Aachen: Er prägte das Grenzlandtheater mit

Der Regisseur und Schauspieler des Aachener Grenzlandtheaters Werner Platzek ist am 12. Oktober im Alter von 70 Jahren an einer schweren Krankheit gestorben.

Dies teilte Dramaturgin Martina Kullmann am Dienstag mit. Seit fast 25 Jahren war Platzek am Grenzlandtheater als Regisseur - unter anderem für den Musical-Erfolg „Non(n)sense” - wie auch als Schauspieler tätig und stand hier zuletzt als schachspielendes Rauhbein Fred Kowinski in der Komödie „Eine gute Partie” vor zwei Jahren auf der Bühne.
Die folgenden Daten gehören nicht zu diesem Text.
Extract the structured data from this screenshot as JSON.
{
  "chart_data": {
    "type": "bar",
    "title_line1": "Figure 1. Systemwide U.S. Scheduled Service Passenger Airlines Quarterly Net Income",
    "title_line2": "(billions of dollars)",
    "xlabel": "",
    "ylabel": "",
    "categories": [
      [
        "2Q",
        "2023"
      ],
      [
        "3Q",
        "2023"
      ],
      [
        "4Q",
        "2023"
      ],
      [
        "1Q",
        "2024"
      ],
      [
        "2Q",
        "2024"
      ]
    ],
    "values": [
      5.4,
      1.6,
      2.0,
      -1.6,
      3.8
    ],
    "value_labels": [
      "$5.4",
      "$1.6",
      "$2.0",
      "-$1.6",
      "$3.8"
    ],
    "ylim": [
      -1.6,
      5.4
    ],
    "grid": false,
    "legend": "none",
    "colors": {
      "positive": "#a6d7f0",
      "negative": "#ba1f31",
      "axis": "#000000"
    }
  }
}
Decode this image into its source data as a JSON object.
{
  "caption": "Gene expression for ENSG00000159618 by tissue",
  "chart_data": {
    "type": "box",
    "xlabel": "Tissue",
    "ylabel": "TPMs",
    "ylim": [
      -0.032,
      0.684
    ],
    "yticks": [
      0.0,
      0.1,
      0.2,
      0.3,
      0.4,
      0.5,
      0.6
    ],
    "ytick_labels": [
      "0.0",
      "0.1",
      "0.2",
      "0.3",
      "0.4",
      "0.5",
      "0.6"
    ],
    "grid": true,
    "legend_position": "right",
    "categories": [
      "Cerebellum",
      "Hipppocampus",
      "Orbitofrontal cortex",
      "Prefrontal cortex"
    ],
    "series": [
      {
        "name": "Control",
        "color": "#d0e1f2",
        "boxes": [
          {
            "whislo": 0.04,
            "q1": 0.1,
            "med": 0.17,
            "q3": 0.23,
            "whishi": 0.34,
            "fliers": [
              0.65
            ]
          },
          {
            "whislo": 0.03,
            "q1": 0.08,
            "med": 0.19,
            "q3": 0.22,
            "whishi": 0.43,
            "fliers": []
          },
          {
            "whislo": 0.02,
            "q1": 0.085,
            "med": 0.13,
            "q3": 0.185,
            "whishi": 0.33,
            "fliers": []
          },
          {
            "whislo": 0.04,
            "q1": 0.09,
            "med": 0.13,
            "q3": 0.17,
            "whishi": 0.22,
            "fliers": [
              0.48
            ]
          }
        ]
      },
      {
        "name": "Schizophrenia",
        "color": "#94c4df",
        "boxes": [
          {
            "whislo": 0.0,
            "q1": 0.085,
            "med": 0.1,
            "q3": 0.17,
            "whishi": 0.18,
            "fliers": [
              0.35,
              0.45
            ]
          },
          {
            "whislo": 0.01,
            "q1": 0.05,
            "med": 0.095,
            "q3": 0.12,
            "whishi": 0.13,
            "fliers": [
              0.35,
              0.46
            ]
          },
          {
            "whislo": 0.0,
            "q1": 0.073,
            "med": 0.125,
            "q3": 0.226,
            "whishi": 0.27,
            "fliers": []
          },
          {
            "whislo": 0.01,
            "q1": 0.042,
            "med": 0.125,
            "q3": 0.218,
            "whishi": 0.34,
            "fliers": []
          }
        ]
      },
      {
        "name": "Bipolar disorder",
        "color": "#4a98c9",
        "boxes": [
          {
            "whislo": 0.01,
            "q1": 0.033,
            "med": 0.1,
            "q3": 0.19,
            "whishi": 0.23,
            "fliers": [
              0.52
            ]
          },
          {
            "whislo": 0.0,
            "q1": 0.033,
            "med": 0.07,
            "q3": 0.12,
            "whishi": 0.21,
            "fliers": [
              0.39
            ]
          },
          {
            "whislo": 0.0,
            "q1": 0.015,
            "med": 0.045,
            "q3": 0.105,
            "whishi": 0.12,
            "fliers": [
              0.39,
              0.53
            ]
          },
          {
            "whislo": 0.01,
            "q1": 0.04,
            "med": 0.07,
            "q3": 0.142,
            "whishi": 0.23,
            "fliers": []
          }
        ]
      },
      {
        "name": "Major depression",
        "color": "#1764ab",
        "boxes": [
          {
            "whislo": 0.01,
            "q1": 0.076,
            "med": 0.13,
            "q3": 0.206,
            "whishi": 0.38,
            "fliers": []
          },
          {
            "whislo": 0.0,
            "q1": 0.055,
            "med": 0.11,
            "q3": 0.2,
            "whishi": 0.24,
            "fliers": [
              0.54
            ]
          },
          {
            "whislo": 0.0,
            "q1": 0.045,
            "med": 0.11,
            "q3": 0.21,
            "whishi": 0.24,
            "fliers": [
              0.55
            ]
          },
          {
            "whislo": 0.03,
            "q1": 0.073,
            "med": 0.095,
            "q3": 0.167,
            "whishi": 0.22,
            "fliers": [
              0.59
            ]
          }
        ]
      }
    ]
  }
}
Neben seinen Theaterengagements war der in Bochum lebende Künstler auch Professor für Medienpädagogik an verschiedenen Hochschulen im In- und Ausland. Er arbeitete in diesem Zusammenhang unter anderem als Gastprofessor in Kuba und koordinierte das Projekt „Sport und Kultur” zwischen Kuba und dem Deutschen Sportbund.

Einen Namen machte sich Werner Platzek vor allem durch seine erfolgreichen Konzepte und Regiearbeiten für nationale wie internationale Großveranstaltungen mit sportlichem Charakter, wobei seine Bandbreite dabei von der Eröffnungs- und Abschlussveranstaltung beim Deutschen Turnfest in Hannover und Turngalas in der Frankfurter Festhalle bis hin zur künstlerischen Gesamtleitung der Eröffnungs- und Abschlussfeier der Universiade 1989 in Duisburg reichte.

Auch für das Kulturprogramm der Deutschen Sportjugend bei den Olympischen Spielen in Montreal und für die Zusammenstellung und Leitung der Zirkusgala beim Festival „Sportkulturen der Welt” in Bonn zeichnete Werner Platzek verantwortlich.